Ostrom is Arthur F. Bentley Professor of Political Science, co-director of the Workshop in Political Theory and Policy Analysis, and co-director of the Center for the Study of Institutions, Population and Environmental Change, at Indiana University. Ostrom's collaborators on the article are Joanna Burger, Environmental and Occupational Health Sciences Institute, Rutgers University; Christopher B. Field, Carnegie Institution of Washington; Richard B. Norgaard, Energy and Resources Group, University of California, Berkeley; and David Policansky, National Research Council.

Considering the bleak outlook of Hardin's original pronouncements, it is somewhat amazing as well as reassuring that contemporary environmental analysts have any "past successes" at all to draw upon in understanding and managing common-pool resource (CPR) problems. Stories of deforestation, depletion of fishing grounds, and degradation of air quality are far more common than news of positive environmental accomplishments.

Yet Ostrom and her colleagues are cautiously hopeful, pointing to examples where individuals and groups of CPR users have come together to forge their own solutions rather than waiting for governments or other institutions to impose rules and regulations. The authors stress that one of the most important lessons learned from empirical studies of sustainable resources is that more solutions exist than those Hardin proposed.

"Hardin's work was originally understood to say that unless you have private ownership of resources, or government control of them, environmental tragedy is inevitable," Ostrom explains. "That was an overstatement. There are situations where that does apply, but it is limited. It applies to situations where there is so much distrust, and communication is so costly, and people see so little benefit to solving environmental problems that they are, effectively, trapped."

Understandably, government ownership and privatization are themselves subject to failure in some situations. For instance, the authors cite satellite images of northern China, southern Siberia and Mongolia that reveal the effects of different approaches to management of grazing lands. In contrast to the state-owned strategies of Russia and China (the latter having more recently also tried privatization), Mongolia's traditional group-property system has resulted in much less degradation to grasslands.

While no single type of property-rights system will be successful in managing every type of common-pool resource, the authors agree that it is possible to identify certain "design principles" that have been employed in the efficient governance of CPRs. A few of the factors that come into play include the variety and proportion of behavioral types among the users of a CPR; how well these users are able to communicate with one another; the perceived value of the resource and the benefits of preserving it; and the extent to which the users are able to monitor the quality of the resource and enforce rules and sanctions.

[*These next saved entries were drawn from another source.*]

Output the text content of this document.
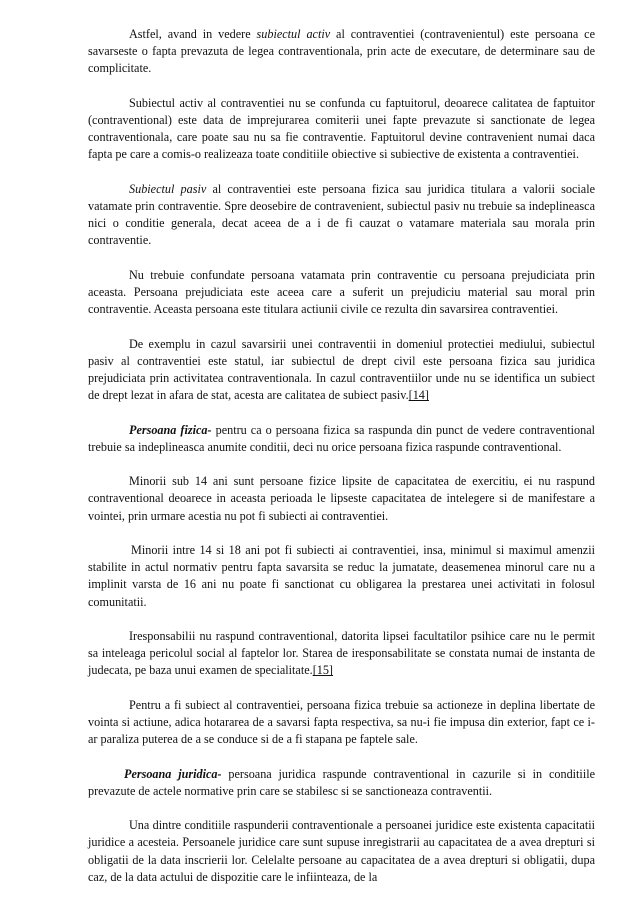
Astfel, avand in vedere subiectul activ al contraventiei (contravenientul) este persoana ce savarseste o fapta prevazuta de legea contraventionala, prin acte de executare, de determinare sau de complicitate.

Subiectul activ al contraventiei nu se confunda cu faptuitorul, deoarece calitatea de faptuitor (contraventional) este data de imprejurarea comiterii unei fapte prevazute si sanctionate de legea contraventionala, care poate sau nu sa fie contraventie. Faptuitorul devine contravenient numai daca fapta pe care a comis-o realizeaza toate conditiile obiective si subiective de existenta a contraventiei.

Subiectul pasiv al contraventiei este persoana fizica sau juridica titulara a valorii sociale vatamate prin contraventie. Spre deosebire de contravenient, subiectul pasiv nu trebuie sa indeplineasca nici o conditie generala, decat aceea de a i de fi cauzat o vatamare materiala sau morala prin contraventie.

Nu trebuie confundate persoana vatamata prin contraventie cu persoana prejudiciata prin aceasta. Persoana prejudiciata este aceea care a suferit un prejudiciu material sau moral prin contraventie. Aceasta persoana este titulara actiunii civile ce rezulta din savarsirea contraventiei.

De exemplu in cazul savarsirii unei contraventii in domeniul protectiei mediului, subiectul pasiv al contraventiei este statul, iar subiectul de drept civil este persoana fizica sau juridica prejudiciata prin activitatea contraventionala. In cazul contraventiilor unde nu se identifica un subiect de drept lezat in afara de stat, acesta are calitatea de subiect pasiv.[14]

Persoana fizica- pentru ca o persoana fizica sa raspunda din punct de vedere contraventional trebuie sa indeplineasca anumite conditii, deci nu orice persoana fizica raspunde contraventional.

Minorii sub 14 ani sunt persoane fizice lipsite de capacitatea de exercitiu, ei nu raspund contraventional deoarece in aceasta perioada le lipseste capacitatea de intelegere si de manifestare a vointei, prin urmare acestia nu pot fi subiecti ai contraventiei.

Minorii intre 14 si 18 ani pot fi subiecti ai contraventiei, insa, minimul si maximul amenzii stabilite in actul normativ pentru fapta savarsita se reduc la jumatate, deasemenea minorul care nu a implinit varsta de 16 ani nu poate fi sanctionat cu obligarea la prestarea unei activitati in folosul comunitatii.

Iresponsabilii nu raspund contraventional, datorita lipsei facultatilor psihice care nu le permit sa inteleaga pericolul social al faptelor lor. Starea de iresponsabilitate se constata numai de instanta de judecata, pe baza unui examen de specialitate.[15]

Pentru a fi subiect al contraventiei, persoana fizica trebuie sa actioneze in deplina libertate de vointa si actiune, adica hotararea de a savarsi fapta respectiva, sa nu-i fie impusa din exterior, fapt ce i-ar paraliza puterea de a se conduce si de a fi stapana pe faptele sale.

Persoana juridica- persoana juridica raspunde contraventional in cazurile si in conditiile prevazute de actele normative prin care se stabilesc si se sanctioneaza contraventii.

Una dintre conditiile raspunderii contraventionale a persoanei juridice este existenta capacitatii juridice a acesteia. Persoanele juridice care sunt supuse inregistrarii au capacitatea de a avea drepturi si obligatii de la data inscrierii lor. Celelalte persoane au capacitatea de a avea drepturi si obligatii, dupa caz, de la data actului de dispozitie care le infiinteaza, de la
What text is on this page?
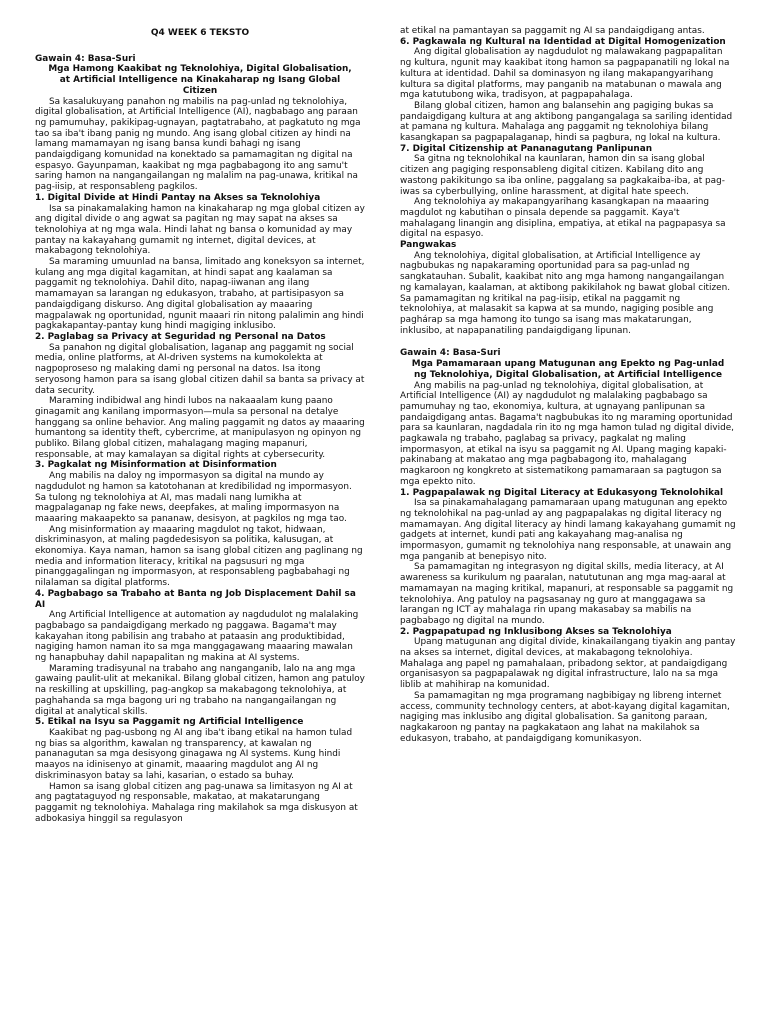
Q4 WEEK 6 TEKSTO
Gawain 4: Basa-Suri
Mga Hamong Kaakibat ng Teknolohiya, Digital Globalisation, at Artificial Intelligence na Kinakaharap ng Isang Global Citizen

Sa kasalukuyang panahon ng mabilis na pag-unlad ng teknolohiya, digital globalisation, at Artificial Intelligence (AI), nagbabago ang paraan ng pamumuhay, pakikipag-ugnayan, pagtatrabaho, at pagkatuto ng mga tao sa iba't ibang panig ng mundo. Ang isang global citizen ay hindi na lamang mamamayan ng isang bansa kundi bahagi ng isang pandaigdigang komunidad na konektado sa pamamagitan ng digital na espasyo. Gayunpaman, kaakibat ng mga pagbabagong ito ang samu't saring hamon na nangangailangan ng malalim na pag-unawa, kritikal na pag-iisip, at responsableng pagkilos.

1. Digital Divide at Hindi Pantay na Akses sa Teknolohiya

Isa sa pinakamalaking hamon na kinakaharap ng mga global citizen ay ang digital divide o ang agwat sa pagitan ng may sapat na akses sa teknolohiya at ng mga wala. Hindi lahat ng bansa o komunidad ay may pantay na kakayahang gumamit ng internet, digital devices, at makabagong teknolohiya.

Sa maraming umuunlad na bansa, limitado ang koneksyon sa internet, kulang ang mga digital kagamitan, at hindi sapat ang kaalaman sa paggamit ng teknolohiya. Dahil dito, napag-iiwanan ang ilang mamamayan sa larangan ng edukasyon, trabaho, at partisipasyon sa pandaigdigang diskurso. Ang digital globalisation ay maaaring magpalawak ng oportunidad, ngunit maaari rin nitong palalimin ang hindi pagkakapantay-pantay kung hindi magiging inklusibo.

2. Paglabag sa Privacy at Seguridad ng Personal na Datos

Sa panahon ng digital globalisation, laganap ang paggamit ng social media, online platforms, at AI-driven systems na kumokolekta at nagpoproseso ng malaking dami ng personal na datos. Isa itong seryosong hamon para sa isang global citizen dahil sa banta sa privacy at data security.

Maraming indibidwal ang hindi lubos na nakaaalam kung paano ginagamit ang kanilang impormasyon—mula sa personal na detalye hanggang sa online behavior. Ang maling paggamit ng datos ay maaaring humantong sa identity theft, cybercrime, at manipulasyon ng opinyon ng publiko. Bilang global citizen, mahalagang maging mapanuri, responsable, at may kamalayan sa digital rights at cybersecurity.

3. Pagkalat ng Misinformation at Disinformation

Ang mabilis na daloy ng impormasyon sa digital na mundo ay nagdudulot ng hamon sa katotohanan at kredibilidad ng impormasyon. Sa tulong ng teknolohiya at AI, mas madali nang lumikha at magpalaganap ng fake news, deepfakes, at maling impormasyon na maaaring makaapekto sa pananaw, desisyon, at pagkilos ng mga tao.

Ang misinformation ay maaaring magdulot ng takot, hidwaan, diskriminasyon, at maling pagdedesisyon sa politika, kalusugan, at ekonomiya. Kaya naman, hamon sa isang global citizen ang paglinang ng media and information literacy, kritikal na pagsusuri ng mga pinanggagalingan ng impormasyon, at responsableng pagbabahagi ng nilalaman sa digital platforms.

4. Pagbabago sa Trabaho at Banta ng Job Displacement Dahil sa AI

Ang Artificial Intelligence at automation ay nagdudulot ng malalaking pagbabago sa pandaigdigang merkado ng paggawa. Bagama't may kakayahan itong pabilisin ang trabaho at pataasin ang produktibidad, nagiging hamon naman ito sa mga manggagawang maaaring mawalan ng hanapbuhay dahil napapalitan ng makina at AI systems.

Maraming tradisyunal na trabaho ang nanganganib, lalo na ang mga gawaing paulit-ulit at mekanikal. Bilang global citizen, hamon ang patuloy na reskilling at upskilling, pag-angkop sa makabagong teknolohiya, at paghahanda sa mga bagong uri ng trabaho na nangangailangan ng digital at analytical skills.

5. Etikal na Isyu sa Paggamit ng Artificial Intelligence

Kaakibat ng pag-usbong ng AI ang iba't ibang etikal na hamon tulad ng bias sa algorithm, kawalan ng transparency, at kawalan ng pananagutan sa mga desisyong ginagawa ng AI systems. Kung hindi maayos na idinisenyo at ginamit, maaaring magdulot ang AI ng diskriminasyon batay sa lahi, kasarian, o estado sa buhay.

Hamon sa isang global citizen ang pag-unawa sa limitasyon ng AI at ang pagtataguyod ng responsable, makatao, at makatarungang paggamit ng teknolohiya. Mahalaga ring makilahok sa mga diskusyon at adbokasiya hinggil sa regulasyon

at etikal na pamantayan sa paggamit ng AI sa pandaigdigang antas.

6. Pagkawala ng Kultural na Identidad at Digital Homogenization

Ang digital globalisation ay nagdudulot ng malawakang pagpapalitan ng kultura, ngunit may kaakibat itong hamon sa pagpapanatili ng lokal na kultura at identidad. Dahil sa dominasyon ng ilang makapangyarihang kultura sa digital platforms, may panganib na matabunan o mawala ang mga katutubong wika, tradisyon, at pagpapahalaga.

Bilang global citizen, hamon ang balansehin ang pagiging bukas sa pandaigdigang kultura at ang aktibong pangangalaga sa sariling identidad at pamana ng kultura. Mahalaga ang paggamit ng teknolohiya bilang kasangkapan sa pagpapalaganap, hindi sa pagbura, ng lokal na kultura.

7. Digital Citizenship at Pananagutang Panlipunan

Sa gitna ng teknolohikal na kaunlaran, hamon din sa isang global citizen ang pagiging responsableng digital citizen. Kabilang dito ang wastong pakikitungo sa iba online, paggalang sa pagkakaiba-iba, at pag-iwas sa cyberbullying, online harassment, at digital hate speech.

Ang teknolohiya ay makapangyarihang kasangkapan na maaaring magdulot ng kabutihan o pinsala depende sa paggamit. Kaya't mahalagang linangin ang disiplina, empatiya, at etikal na pagpapasya sa digital na espasyo.

Pangwakas

Ang teknolohiya, digital globalisation, at Artificial Intelligence ay nagbubukas ng napakaraming oportunidad para sa pag-unlad ng sangkatauhan. Subalit, kaakibat nito ang mga hamong nangangailangan ng kamalayan, kaalaman, at aktibong pakikilahok ng bawat global citizen. Sa pamamagitan ng kritikal na pag-iisip, etikal na paggamit ng teknolohiya, at malasakit sa kapwa at sa mundo, nagiging posible ang paghárap sa mga hamong ito tungo sa isang mas makatarungan, inklusibo, at napapanatiling pandaigdigang lipunan.

Gawain 4: Basa-Suri
Mga Pamamaraan upang Matugunan ang Epekto ng Pag-unlad ng Teknolohiya, Digital Globalisation, at Artificial Intelligence

Ang mabilis na pag-unlad ng teknolohiya, digital globalisation, at Artificial Intelligence (AI) ay nagdudulot ng malalaking pagbabago sa pamumuhay ng tao, ekonomiya, kultura, at ugnayang panlipunan sa pandaigdigang antas. Bagama't nagbubukas ito ng maraming oportunidad para sa kaunlaran, nagdadala rin ito ng mga hamon tulad ng digital divide, pagkawala ng trabaho, paglabag sa privacy, pagkalat ng maling impormasyon, at etikal na isyu sa paggamit ng AI. Upang maging kapaki-pakinabang at makatao ang mga pagbabagong ito, mahalagang magkaroon ng kongkreto at sistematikong pamamaraan sa pagtugon sa mga epekto nito.

1. Pagpapalawak ng Digital Literacy at Edukasyong Teknolohikal

Isa sa pinakamahalagang pamamaraan upang matugunan ang epekto ng teknolohikal na pag-unlad ay ang pagpapalakas ng digital literacy ng mamamayan. Ang digital literacy ay hindi lamang kakayahang gumamit ng gadgets at internet, kundi pati ang kakayahang mag-analisa ng impormasyon, gumamit ng teknolohiya nang responsable, at unawain ang mga panganib at benepisyo nito.

Sa pamamagitan ng integrasyon ng digital skills, media literacy, at AI awareness sa kurikulum ng paaralan, natututunan ang mga mag-aaral at mamamayan na maging kritikal, mapanuri, at responsable sa paggamit ng teknolohiya. Ang patuloy na pagsasanay ng guro at manggagawa sa larangan ng ICT ay mahalaga rin upang makasabay sa mabilis na pagbabago ng digital na mundo.

2. Pagpapatupad ng Inklusibong Akses sa Teknolohiya

Upang matugunan ang digital divide, kinakailangang tiyakin ang pantay na akses sa internet, digital devices, at makabagong teknolohiya. Mahalaga ang papel ng pamahalaan, pribadong sektor, at pandaigdigang organisasyon sa pagpapalawak ng digital infrastructure, lalo na sa mga liblib at mahihirap na komunidad.

Sa pamamagitan ng mga programang nagbibigay ng libreng internet access, community technology centers, at abot-kayang digital kagamitan, nagiging mas inklusibo ang digital globalisation. Sa ganitong paraan, nagkakaroon ng pantay na pagkakataon ang lahat na makilahok sa edukasyon, trabaho, at pandaigdigang komunikasyon.
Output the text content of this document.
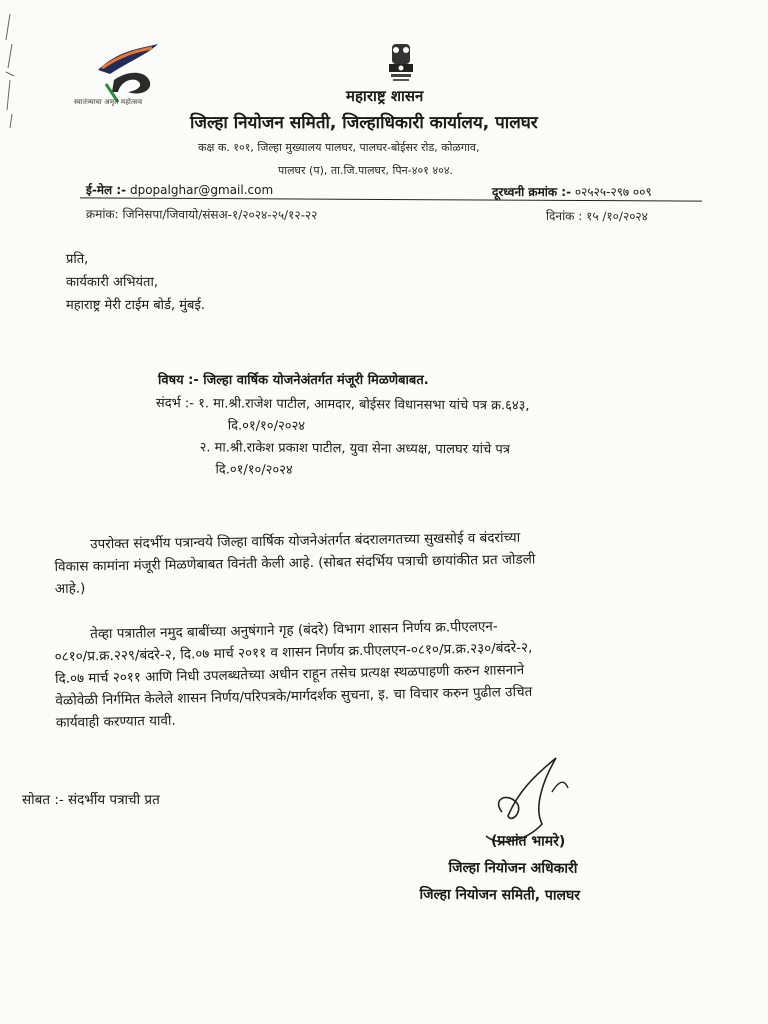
स्वातंत्र्याचा अमृत महोत्सव	महाराष्ट्र शासन
जिल्हा नियोजन समिती, जिल्हाधिकारी कार्यालय, पालघर
कक्ष क. १०१, जिल्हा मुख्यालय पालघर, पालघर-बोईसर रोड, कोळगाव,
पालघर (प), ता.जि.पालघर, पिन-४०१ ४०४.
ई-मेल :- dpopalghar@gmail.com	दूरध्वनी क्रमांक :- ०२५२५-२९७ ००९
क्रमांक: जिनिसपा/जिवायो/संसअ-१/२०२४-२५/१२-२२	दिनांक : १५ /१०/२०२४
प्रति,
कार्यकारी अभियंता,
महाराष्ट्र मेरी टाईम बोर्ड, मुंबई.
विषय :- जिल्हा वार्षिक योजनेअंतर्गत मंजूरी मिळणेबाबत.
संदर्भ :- १. मा.श्री.राजेश पाटील, आमदार, बोईसर विधानसभा यांचे पत्र क्र.६४३,
दि.०१/१०/२०२४
२. मा.श्री.राकेश प्रकाश पाटील, युवा सेना अध्यक्ष, पालघर यांचे पत्र
दि.०१/१०/२०२४
उपरोक्त संदर्भीय पत्रान्वये जिल्हा वार्षिक योजनेअंतर्गत बंदरालगतच्या सुखसोई व बंदरांच्या
विकास कामांना मंजूरी मिळणेबाबत विनंती केली आहे. (सोबत संदर्भिय पत्राची छायांकीत प्रत जोडली
आहे.)
तेव्हा पत्रातील नमुद बाबींच्या अनुषंगाने गृह (बंदरे) विभाग शासन निर्णय क्र.पीएलएन-
०८१०/प्र.क्र.२२९/बंदरे-२, दि.०७ मार्च २०११ व शासन निर्णय क्र.पीएलएन-०८१०/प्र.क्र.२३०/बंदरे-२,
दि.०७ मार्च २०११ आणि निधी उपलब्धतेच्या अधीन राहून तसेच प्रत्यक्ष स्थळपाहणी करुन शासनाने
वेळोवेळी निर्गमित केलेले शासन निर्णय/परिपत्रके/मार्गदर्शक सुचना, इ. चा विचार करुन पुढील उचित
कार्यवाही करण्यात यावी.
सोबत :- संदर्भीय पत्राची प्रत
(प्रशांत भामरे)
जिल्हा नियोजन अधिकारी
जिल्हा नियोजन समिती, पालघर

"There is a huge body of literature that documents where people have overcome these CPR problems," Ostrom says. "Some of that literature is a little naive and romantic, so I think what we state in the article is important because we aren't just saying, 'There isn't any problem. Don't worry.' There are all sorts of puzzles and problems, and we point to some of the more difficult ones, asking, 'Are there not lessons that we can learn from successful cases, and apply them to larger problems? Can't we build a better theory?' We think we have the foundations for it."